All of us know that feeling of advancing the film in a disposable camera, snapping that weird candid that blinded everyone in a three-foot radius from the flash. It was a staple of almost everyone’s childhood as well as the major medium for most of our elders’ lives. It is still a widely used format today, with some photographers exclusively working in it, even with an ever-advancing visual world.

Of course, with the world increasingly heading towards complete digitization, it’s a wonder that we can still focus so much time and emotional energy in a form that causes us to take time out of our schedules to see the belated fruits of our meager labor. And it is all because of what it represents: the process of art and living.

It is always said that a picture is worth a thousand words, but the process of creating it is worth infinitely more. It’s easy to forget everything that goes into processing visual information and imprinting it on a surface so that we can perceive the fixed movement we captured. The moment in time that we have immortalized for us to show off to our friends.

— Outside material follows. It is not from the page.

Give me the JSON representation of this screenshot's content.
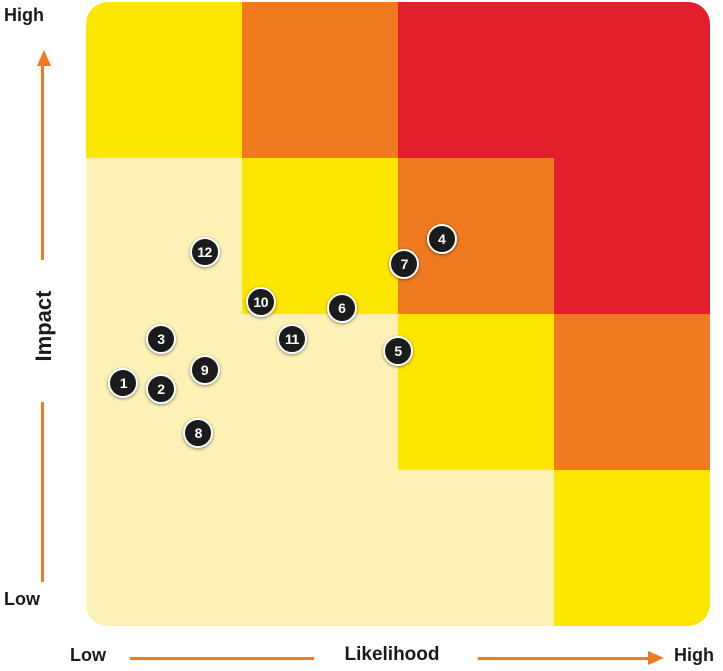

I mean, after all, I have over 3,000 photos in my phone’s camera roll alone that I can add to at any time with very little fuss. But to get film developed, or develop it yourself, sets something off in us that we continually work for. A sense of accomplishment. A sense of reward. That you put in your time and energy and were able to get physical proof of your memories. 

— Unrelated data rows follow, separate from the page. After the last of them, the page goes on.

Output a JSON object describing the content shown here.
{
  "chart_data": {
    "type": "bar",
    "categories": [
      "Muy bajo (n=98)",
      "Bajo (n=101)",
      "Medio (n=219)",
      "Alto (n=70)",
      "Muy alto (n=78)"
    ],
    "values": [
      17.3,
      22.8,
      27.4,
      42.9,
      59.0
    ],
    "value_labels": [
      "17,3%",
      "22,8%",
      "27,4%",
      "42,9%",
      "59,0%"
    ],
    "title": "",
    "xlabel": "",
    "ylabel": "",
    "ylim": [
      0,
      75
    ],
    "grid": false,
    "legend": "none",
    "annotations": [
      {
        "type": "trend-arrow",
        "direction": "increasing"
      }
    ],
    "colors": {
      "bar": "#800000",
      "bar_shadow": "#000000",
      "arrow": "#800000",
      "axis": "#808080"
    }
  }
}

We are used to a world of instant gratification, where I can have anything I want shipped to me in three days or pick it up in a massive box store that somehow has every item in the world and also never enough of anything. But if I’ve learned one thing from film and good barbecue, it’s that anything done right is worth the time commitment. And though this is true of almost every aspect of life, it isn’t more observable anywhere than in the use of film. From loading a camera to working through the roll to developing and receiving your photo, it’s a microcosm of how our lives as humans work and have always worked. And this primal, base connection that we have with this ideal is why film will never go fully out of style. Because it is one of the greatest and easiest metaphors for our ever fragile and fleeting lives. And besides, who doesn’t like a good photo?